Se llevó la cesta del correo a su habitación, lo amontonó en el suelo, al lado del
rebosante escritorio, y abandonó el palacio tras dejar la cesta en recepción.
Un grupo de cuáqueros, hombres y mujeres, permanecía en la acera, en el exterior
del edificio. Proferían otra de sus intolerables cancioncillas, monótonas como
sermones, al parecer algo relacionado con un «ferrocarril al cielo». La canción no
parecía tener mucho que ver con la evolución, la blasfemia o los fósiles, pero quizá la
simplista monotonía de sus inútiles protestas los había agotado incluso a ellos. Se
apresuró a pasar a su lado sin prestar atención a los panfletos que le ofrecían. Hacía
calor, un calor poco común, un calor bestial. No había ni un rayo de sol, pero el aire
estaba mortalmente quieto y el cielo, alto y nublado, tenía un aspecto plomizo,
encapotado, como si quisiera llover, pero se hubiera olvidado de cómo se hacía.
Bajó por Gloucester Road hasta la esquina con Cromwell. Había una nueva y
magnífica estatua ecuestre de Cromwell en el cruce: el personaje era uno de los
favoritos de los radicales. Y también había autobuses, seis cada hora, pero iban todos
de bote en bote. Nadie quería caminar con un tiempo como aquel.
Probó con el metro de Gloucester Road, en la esquina con Ashburn Mews.
Cuando se disponía a descender por las escaleras, una pequeña multitud subió medio
corriendo, tratando de escapar de un hedor de tal virulencia que lo detuvo en seco.
Los londinenses estaban acostumbrados a los olores extraños en sus líneas de
metro, pero no cabía duda de que aquel tufo era cosa bien distinta. Comparado con el
huraño calor de las calles, el aire subterráneo resultaba fresco, pero transportaba un
vaho mortal, como si algo se hubiera podrido dentro de un tarro de cristal sellado.
Mallory se dirigió a la taquilla. Estaba cerrada y mostraba un cartel que rezaba:
«Perdón por las molestias». No se mencionaba la naturaleza real del problema.
Se dio la vuelta. Había coches de caballos en el hotel Bailey, al otro lado de
Courtfield Road.

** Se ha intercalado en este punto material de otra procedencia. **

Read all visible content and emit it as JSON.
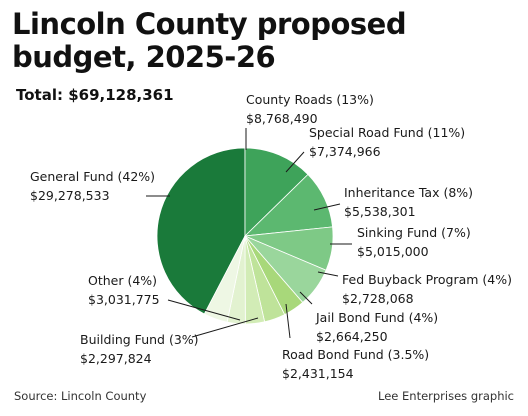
{
  "header": {
    "title_line1": "Lincoln County proposed",
    "title_line2": "budget, 2025-26",
    "total": "Total: $69,128,361"
  },
  "footer": {
    "source": "Source: Lincoln County",
    "credit": "Lee Enterprises graphic"
  },
  "chart_data": {
    "type": "pie",
    "title": "Lincoln County proposed budget, 2025-26",
    "total": 69128361,
    "slices": [
      {
        "name": "General Fund (42%)",
        "value_label": "$29,278,533",
        "value": 29278533,
        "color": "#1a7a3a"
      },
      {
        "name": "County Roads (13%)",
        "value_label": "$8,768,490",
        "value": 8768490,
        "color": "#3ea35a"
      },
      {
        "name": "Special Road Fund (11%)",
        "value_label": "$7,374,966",
        "value": 7374966,
        "color": "#5cb870"
      },
      {
        "name": "Inheritance Tax (8%)",
        "value_label": "$5,538,301",
        "value": 5538301,
        "color": "#7ec986"
      },
      {
        "name": "Sinking Fund (7%)",
        "value_label": "$5,015,000",
        "value": 5015000,
        "color": "#9ad69c"
      },
      {
        "name": "Fed Buyback Program (4%)",
        "value_label": "$2,728,068",
        "value": 2728068,
        "color": "#a8d87a"
      },
      {
        "name": "Jail Bond Fund (4%)",
        "value_label": "$2,664,250",
        "value": 2664250,
        "color": "#bfe39a"
      },
      {
        "name": "Road Bond Fund (3.5%)",
        "value_label": "$2,431,154",
        "value": 2431154,
        "color": "#d2ecb6"
      },
      {
        "name": "Building Fund (3%)",
        "value_label": "$2,297,824",
        "value": 2297824,
        "color": "#e2f2d0"
      },
      {
        "name": "Other (4%)",
        "value_label": "$3,031,775",
        "value": 3031775,
        "color": "#eef7e4"
      }
    ]
  }
}
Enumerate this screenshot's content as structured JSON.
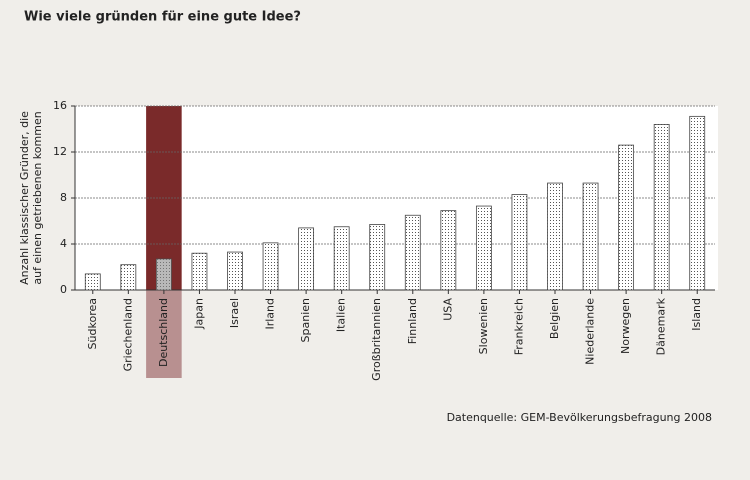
{
  "chart_data": {
    "type": "bar",
    "title": "Wie viele gründen für eine gute Idee?",
    "ylabel": [
      "Anzahl klassischer Gründer, die",
      "auf einen getriebenen kommen"
    ],
    "source": "Datenquelle: GEM-Bevölkerungsbefragung 2008",
    "categories": [
      "Südkorea",
      "Griechenland",
      "Deutschland",
      "Japan",
      "Israel",
      "Irland",
      "Spanien",
      "Italien",
      "Großbritannien",
      "Finnland",
      "USA",
      "Slowenien",
      "Frankreich",
      "Belgien",
      "Niederlande",
      "Norwegen",
      "Dänemark",
      "Island"
    ],
    "values": [
      1.4,
      2.2,
      2.7,
      3.2,
      3.3,
      4.1,
      5.4,
      5.5,
      5.7,
      6.5,
      6.9,
      7.3,
      8.3,
      9.3,
      9.3,
      12.6,
      14.4,
      15.1
    ],
    "color": "#444444",
    "highlight": {
      "index": 2,
      "color": "#7a2a2a",
      "label_color": "#b89090",
      "bar_color": "#8a8a8a"
    },
    "ylim": [
      0,
      16
    ],
    "yticks": [
      0,
      4,
      8,
      12,
      16
    ],
    "grid": true
  }
}
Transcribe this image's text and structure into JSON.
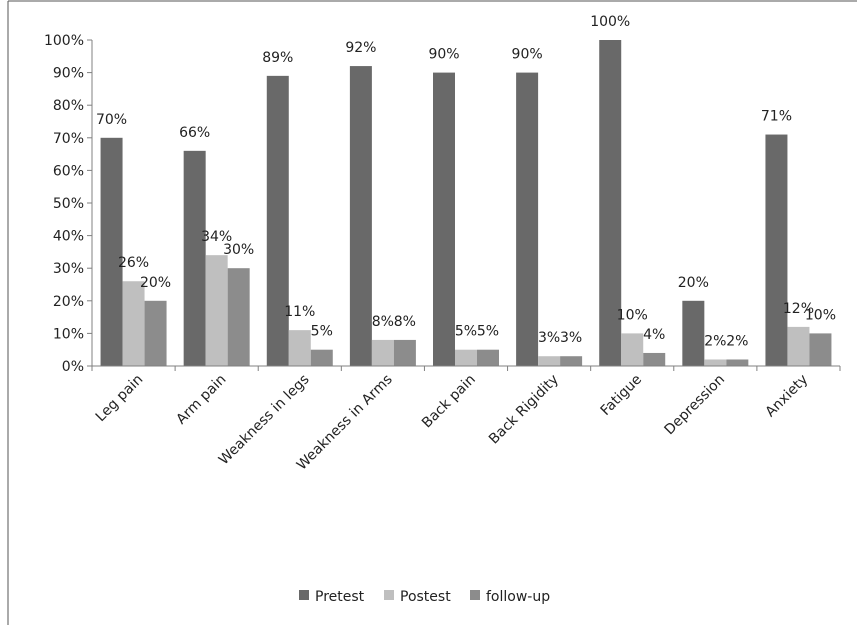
{
  "chart_data": {
    "type": "bar",
    "title": "",
    "xlabel": "",
    "ylabel": "",
    "ylim": [
      0,
      100
    ],
    "y_ticks": [
      "0%",
      "10%",
      "20%",
      "30%",
      "40%",
      "50%",
      "60%",
      "70%",
      "80%",
      "90%",
      "100%"
    ],
    "categories": [
      "Leg pain",
      "Arm pain",
      "Weakness in legs",
      "Weakness in Arms",
      "Back pain",
      "Back Rigidity",
      "Fatigue",
      "Depression",
      "Anxiety"
    ],
    "series": [
      {
        "name": "Pretest",
        "color": "#696969",
        "values": [
          70,
          66,
          89,
          92,
          90,
          90,
          100,
          20,
          71
        ],
        "labels": [
          "70%",
          "66%",
          "89%",
          "92%",
          "90%",
          "90%",
          "100%",
          "20%",
          "71%"
        ]
      },
      {
        "name": "Postest",
        "color": "#bfbfbf",
        "values": [
          26,
          34,
          11,
          8,
          5,
          3,
          10,
          2,
          12
        ],
        "labels": [
          "26%",
          "34%",
          "11%",
          "8%",
          "5%",
          "3%",
          "10%",
          "2%",
          "12%"
        ]
      },
      {
        "name": "follow-up",
        "color": "#8c8c8c",
        "values": [
          20,
          30,
          5,
          8,
          5,
          3,
          4,
          2,
          10
        ],
        "labels": [
          "20%",
          "30%",
          "5%",
          "8%",
          "5%",
          "3%",
          "4%",
          "2%",
          "10%"
        ]
      }
    ],
    "grid": false,
    "legend_position": "bottom"
  }
}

Se dispuso a cruzar la calle, pero entonces observó un taxi que
esperaba bastante cerca de él, en el bordillo, al parecer ocioso. Le hizo una seña al
conductor y se dirigió hacia la puerta. Todavía había un pasajero dentro del vehículo.
Esperó con educación a que el hombre se bajara, pero el extraño, al que parecía
ofender la mirada de Mallory, se llevó un pañuelo al rostro y se hundió por debajo del
nivel de la ventanilla. Luego empezó a toser. Quizá aquel hombre estaba enfermo, o
acababa de salir del metro y todavía no había recuperado el aliento.
Molesto, Mallory cruzó la calle y cogió un taxi en el Bailey.